Thursday, December 28, 2000

Burn victim healing beyond hopes

By Jane Prendergast
The Cincinnati Enquirer

        FORT THOMAS — Never has a La-Z-Boy meant so much at Christmas. But when this one arrives at the Everett household in Fort Thomas, it will mean that a wife, mother and grandmother who was once expected to die has instead come back stronger than anybody dared hope.

        Sharon Everett was in her car on her way home from Meijer on July 9 when fumes from pool chemicals she had bought mixed with gases from her other purchases. The combination caused a grocery bag to combust, catching her hair on fire and ultimately burning more than half her skin.

        The 51-year-old woman was still buckled in and on fire when firefighters reached her. She would lose her eyelids, ears and lips.

        Her five children spend parts of virtually every day with her at University Hospi tal. Friends and strangers have buoyed the family with meals, prayers and updates.

        Mrs. Everett still has a rough road. Another surgery Wednesday was scheduled to fix an eyelid that wouldn't close. But she's making progress learning to write with her left hand.

        She's off the morphine she took for months. Her kids decorated her room with lights and a nativity scene.

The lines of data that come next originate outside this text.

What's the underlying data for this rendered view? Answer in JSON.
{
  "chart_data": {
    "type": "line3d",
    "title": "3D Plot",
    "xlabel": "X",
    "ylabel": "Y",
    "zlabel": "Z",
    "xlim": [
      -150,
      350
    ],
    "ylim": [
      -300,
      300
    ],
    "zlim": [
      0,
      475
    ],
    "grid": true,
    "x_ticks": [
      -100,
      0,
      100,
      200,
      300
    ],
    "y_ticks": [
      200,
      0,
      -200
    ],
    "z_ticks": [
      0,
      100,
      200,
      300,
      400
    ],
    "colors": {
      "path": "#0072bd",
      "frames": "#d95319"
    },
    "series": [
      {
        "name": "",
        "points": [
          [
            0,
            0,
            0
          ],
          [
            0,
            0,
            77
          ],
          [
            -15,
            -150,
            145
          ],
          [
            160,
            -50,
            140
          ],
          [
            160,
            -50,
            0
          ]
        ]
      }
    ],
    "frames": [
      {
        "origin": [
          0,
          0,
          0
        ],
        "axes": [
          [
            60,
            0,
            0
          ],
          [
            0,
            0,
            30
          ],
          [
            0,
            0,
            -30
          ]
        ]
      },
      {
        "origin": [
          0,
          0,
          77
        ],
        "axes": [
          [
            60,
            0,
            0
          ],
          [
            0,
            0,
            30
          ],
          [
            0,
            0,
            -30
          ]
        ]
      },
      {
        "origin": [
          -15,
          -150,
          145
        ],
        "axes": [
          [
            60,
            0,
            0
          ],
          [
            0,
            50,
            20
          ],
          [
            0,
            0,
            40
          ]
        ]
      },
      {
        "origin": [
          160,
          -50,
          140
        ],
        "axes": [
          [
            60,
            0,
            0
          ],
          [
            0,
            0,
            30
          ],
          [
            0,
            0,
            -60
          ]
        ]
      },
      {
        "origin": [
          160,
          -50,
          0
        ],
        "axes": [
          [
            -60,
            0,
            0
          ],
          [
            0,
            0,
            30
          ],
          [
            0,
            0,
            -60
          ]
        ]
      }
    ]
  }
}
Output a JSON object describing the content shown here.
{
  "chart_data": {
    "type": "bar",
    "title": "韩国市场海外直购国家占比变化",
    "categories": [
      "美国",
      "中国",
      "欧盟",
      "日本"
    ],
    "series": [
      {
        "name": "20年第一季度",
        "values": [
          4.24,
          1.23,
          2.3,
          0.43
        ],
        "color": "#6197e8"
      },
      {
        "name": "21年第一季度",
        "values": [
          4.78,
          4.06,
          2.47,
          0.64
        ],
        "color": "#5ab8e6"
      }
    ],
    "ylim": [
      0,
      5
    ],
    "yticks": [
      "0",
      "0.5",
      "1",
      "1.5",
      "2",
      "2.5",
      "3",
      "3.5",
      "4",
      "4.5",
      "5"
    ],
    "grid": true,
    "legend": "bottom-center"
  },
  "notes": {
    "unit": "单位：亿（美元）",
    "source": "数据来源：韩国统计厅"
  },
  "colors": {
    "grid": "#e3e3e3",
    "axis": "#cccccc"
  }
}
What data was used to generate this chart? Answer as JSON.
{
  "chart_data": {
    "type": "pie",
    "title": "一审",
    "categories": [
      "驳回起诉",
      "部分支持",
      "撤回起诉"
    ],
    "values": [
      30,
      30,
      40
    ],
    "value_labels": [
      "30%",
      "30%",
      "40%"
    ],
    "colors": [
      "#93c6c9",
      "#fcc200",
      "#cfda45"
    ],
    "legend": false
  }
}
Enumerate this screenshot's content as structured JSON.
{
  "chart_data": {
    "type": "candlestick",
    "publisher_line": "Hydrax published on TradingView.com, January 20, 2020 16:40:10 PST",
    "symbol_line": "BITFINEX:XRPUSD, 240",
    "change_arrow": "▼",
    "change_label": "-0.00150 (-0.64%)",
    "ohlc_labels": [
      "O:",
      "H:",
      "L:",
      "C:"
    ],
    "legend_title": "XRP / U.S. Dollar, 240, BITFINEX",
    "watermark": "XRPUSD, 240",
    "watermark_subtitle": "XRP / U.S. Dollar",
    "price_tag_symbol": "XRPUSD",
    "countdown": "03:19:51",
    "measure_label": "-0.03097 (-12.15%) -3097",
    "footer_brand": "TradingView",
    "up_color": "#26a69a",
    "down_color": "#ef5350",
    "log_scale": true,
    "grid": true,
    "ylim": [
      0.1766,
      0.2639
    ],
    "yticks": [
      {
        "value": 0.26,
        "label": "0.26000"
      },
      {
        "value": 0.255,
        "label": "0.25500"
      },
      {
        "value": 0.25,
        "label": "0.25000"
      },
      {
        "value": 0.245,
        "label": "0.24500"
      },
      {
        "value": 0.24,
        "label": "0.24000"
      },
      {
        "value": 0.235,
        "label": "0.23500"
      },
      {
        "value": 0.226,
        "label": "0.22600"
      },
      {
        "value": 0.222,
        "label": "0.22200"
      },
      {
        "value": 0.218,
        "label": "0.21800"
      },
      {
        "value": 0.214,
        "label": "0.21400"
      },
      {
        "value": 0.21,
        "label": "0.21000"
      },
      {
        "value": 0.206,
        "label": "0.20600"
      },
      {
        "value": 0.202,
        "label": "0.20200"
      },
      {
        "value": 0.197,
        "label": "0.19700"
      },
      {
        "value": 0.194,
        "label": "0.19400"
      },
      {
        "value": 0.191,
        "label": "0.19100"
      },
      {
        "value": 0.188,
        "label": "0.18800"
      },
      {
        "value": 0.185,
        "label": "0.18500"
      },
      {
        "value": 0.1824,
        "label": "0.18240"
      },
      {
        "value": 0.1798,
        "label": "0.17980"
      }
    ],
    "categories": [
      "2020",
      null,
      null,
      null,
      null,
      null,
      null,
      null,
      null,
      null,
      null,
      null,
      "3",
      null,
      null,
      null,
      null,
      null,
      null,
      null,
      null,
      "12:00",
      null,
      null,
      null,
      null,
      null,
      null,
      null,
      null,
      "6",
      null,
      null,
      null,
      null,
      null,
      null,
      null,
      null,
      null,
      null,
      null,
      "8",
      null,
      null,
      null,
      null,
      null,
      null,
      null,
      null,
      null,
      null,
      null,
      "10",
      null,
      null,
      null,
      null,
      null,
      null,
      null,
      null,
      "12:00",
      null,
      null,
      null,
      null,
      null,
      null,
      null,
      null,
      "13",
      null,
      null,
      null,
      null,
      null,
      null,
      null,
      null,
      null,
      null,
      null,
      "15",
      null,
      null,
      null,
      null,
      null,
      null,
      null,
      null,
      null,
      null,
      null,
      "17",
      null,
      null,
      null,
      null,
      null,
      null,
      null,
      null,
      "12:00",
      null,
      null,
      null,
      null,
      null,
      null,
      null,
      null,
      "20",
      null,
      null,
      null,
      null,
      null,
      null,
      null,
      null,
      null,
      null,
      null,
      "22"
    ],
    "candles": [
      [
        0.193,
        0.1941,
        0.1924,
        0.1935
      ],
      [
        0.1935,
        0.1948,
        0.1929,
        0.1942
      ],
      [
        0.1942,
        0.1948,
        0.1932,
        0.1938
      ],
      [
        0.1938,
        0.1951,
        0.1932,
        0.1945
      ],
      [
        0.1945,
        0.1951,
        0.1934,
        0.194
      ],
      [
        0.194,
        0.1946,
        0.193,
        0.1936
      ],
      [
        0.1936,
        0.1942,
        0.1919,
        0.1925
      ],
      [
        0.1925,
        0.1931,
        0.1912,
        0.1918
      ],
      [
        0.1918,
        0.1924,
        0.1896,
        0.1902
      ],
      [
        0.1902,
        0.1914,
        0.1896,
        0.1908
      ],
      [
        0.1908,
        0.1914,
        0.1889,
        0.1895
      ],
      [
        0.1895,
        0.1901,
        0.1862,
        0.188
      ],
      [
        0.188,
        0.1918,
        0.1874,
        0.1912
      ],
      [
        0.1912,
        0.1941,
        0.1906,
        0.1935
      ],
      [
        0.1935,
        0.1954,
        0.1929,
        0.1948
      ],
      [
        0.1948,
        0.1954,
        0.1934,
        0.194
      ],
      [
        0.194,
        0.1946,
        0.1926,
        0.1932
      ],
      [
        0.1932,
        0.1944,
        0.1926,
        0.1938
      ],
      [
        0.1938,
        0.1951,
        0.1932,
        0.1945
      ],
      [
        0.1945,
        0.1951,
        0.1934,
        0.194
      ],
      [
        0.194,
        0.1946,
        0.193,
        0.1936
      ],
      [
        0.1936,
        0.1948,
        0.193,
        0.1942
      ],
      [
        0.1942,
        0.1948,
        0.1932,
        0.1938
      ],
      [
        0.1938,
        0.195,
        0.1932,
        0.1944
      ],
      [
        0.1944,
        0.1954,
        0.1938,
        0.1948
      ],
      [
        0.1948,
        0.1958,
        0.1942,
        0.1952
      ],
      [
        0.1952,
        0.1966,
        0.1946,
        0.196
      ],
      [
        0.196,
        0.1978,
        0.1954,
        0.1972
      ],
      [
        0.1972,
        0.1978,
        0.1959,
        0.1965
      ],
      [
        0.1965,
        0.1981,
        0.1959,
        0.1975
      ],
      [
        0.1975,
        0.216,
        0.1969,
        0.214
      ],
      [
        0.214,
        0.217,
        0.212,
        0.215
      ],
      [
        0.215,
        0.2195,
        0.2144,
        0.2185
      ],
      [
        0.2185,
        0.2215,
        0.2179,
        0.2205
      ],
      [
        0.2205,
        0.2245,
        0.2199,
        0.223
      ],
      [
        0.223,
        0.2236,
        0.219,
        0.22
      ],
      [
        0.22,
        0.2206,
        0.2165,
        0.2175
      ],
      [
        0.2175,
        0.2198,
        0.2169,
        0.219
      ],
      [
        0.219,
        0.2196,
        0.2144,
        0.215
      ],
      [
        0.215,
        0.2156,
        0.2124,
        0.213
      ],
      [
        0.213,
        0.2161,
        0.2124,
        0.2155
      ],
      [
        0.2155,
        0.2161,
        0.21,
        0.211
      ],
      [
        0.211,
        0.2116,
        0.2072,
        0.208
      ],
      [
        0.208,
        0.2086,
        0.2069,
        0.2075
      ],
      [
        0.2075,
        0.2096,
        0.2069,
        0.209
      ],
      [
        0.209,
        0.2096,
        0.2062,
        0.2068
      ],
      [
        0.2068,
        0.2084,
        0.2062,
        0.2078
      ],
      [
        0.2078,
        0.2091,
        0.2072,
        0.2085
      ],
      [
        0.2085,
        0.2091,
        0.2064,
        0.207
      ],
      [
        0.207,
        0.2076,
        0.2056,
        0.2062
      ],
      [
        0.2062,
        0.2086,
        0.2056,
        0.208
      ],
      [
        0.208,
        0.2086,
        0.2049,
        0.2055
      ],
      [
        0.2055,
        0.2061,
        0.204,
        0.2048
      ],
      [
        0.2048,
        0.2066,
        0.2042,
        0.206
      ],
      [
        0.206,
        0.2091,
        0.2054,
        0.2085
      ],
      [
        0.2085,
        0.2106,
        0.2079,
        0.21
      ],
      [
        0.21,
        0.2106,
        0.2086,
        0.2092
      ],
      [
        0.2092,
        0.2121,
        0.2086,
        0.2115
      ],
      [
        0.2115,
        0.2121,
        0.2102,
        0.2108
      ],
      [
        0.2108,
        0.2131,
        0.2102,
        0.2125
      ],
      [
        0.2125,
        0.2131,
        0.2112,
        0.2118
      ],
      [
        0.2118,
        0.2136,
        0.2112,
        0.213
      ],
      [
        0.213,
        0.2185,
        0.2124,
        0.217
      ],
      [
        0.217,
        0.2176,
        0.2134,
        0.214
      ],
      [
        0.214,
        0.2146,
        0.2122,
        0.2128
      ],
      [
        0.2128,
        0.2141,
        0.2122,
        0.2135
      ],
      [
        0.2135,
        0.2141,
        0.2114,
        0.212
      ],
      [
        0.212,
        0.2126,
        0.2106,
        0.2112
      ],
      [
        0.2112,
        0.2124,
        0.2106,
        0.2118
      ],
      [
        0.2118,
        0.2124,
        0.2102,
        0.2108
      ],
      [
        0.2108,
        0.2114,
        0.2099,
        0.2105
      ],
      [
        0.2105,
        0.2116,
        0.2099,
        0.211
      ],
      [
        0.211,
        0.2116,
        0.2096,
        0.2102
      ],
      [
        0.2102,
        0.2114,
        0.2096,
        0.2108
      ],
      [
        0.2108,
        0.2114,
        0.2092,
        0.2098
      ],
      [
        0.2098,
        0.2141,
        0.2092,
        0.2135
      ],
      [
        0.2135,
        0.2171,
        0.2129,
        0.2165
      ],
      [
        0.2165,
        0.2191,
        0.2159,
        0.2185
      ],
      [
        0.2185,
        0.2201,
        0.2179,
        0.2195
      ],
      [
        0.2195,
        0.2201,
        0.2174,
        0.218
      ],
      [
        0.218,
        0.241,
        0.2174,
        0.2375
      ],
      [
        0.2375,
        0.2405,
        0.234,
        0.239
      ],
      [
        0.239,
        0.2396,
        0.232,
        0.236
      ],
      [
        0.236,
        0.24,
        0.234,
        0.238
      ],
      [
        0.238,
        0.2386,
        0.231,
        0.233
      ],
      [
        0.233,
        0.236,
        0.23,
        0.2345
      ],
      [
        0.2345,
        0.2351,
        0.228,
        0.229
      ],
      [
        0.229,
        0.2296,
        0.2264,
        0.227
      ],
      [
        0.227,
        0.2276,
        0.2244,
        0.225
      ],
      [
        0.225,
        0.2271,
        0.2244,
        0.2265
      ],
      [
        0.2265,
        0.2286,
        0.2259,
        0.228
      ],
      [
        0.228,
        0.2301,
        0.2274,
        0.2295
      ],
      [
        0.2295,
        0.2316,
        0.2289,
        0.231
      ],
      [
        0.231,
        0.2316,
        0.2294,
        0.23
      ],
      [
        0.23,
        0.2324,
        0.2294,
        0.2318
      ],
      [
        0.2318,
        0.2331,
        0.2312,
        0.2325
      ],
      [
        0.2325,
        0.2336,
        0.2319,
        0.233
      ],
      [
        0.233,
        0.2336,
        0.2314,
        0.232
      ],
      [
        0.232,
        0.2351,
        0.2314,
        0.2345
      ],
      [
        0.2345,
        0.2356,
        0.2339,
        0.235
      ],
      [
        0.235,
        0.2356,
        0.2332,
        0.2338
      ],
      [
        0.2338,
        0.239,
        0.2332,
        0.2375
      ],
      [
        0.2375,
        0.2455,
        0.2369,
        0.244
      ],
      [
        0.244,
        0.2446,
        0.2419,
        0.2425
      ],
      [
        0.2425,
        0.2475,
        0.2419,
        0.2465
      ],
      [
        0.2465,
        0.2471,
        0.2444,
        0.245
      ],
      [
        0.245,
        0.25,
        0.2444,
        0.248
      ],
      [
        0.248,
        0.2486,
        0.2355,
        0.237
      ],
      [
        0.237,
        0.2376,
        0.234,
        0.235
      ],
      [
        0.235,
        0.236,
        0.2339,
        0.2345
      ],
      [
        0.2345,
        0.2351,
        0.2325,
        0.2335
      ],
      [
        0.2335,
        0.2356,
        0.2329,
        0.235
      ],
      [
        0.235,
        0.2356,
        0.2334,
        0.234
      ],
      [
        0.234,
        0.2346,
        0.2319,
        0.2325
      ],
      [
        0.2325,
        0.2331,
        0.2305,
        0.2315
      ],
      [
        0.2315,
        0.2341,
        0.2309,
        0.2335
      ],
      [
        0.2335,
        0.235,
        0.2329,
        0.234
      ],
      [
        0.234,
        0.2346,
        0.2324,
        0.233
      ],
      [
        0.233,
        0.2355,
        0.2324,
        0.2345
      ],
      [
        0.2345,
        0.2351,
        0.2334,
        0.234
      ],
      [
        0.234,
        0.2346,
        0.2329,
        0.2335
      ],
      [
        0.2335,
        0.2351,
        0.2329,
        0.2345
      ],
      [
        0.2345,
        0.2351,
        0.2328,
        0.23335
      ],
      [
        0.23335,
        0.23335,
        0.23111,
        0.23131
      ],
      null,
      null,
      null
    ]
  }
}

        Unlike many patients, Mrs. Everett “never tells us to go away. She always wants to do the therapy,” said Jane Lukes, her physical therapist. “It takes a lot of energy, but she still does it.”

        The patient is also helping the therapist with something — planning her wedding.

        “She's just come such a long way,” Ms. Lukes said.

        There's even talk of Mrs. Everett moving to a rehabilitation hospital. And eventually home.

        That's the reason for the La-Z-Boy. Mrs. Everett and her daughter, Kate Zembrodt, have already decided it will be hunter green.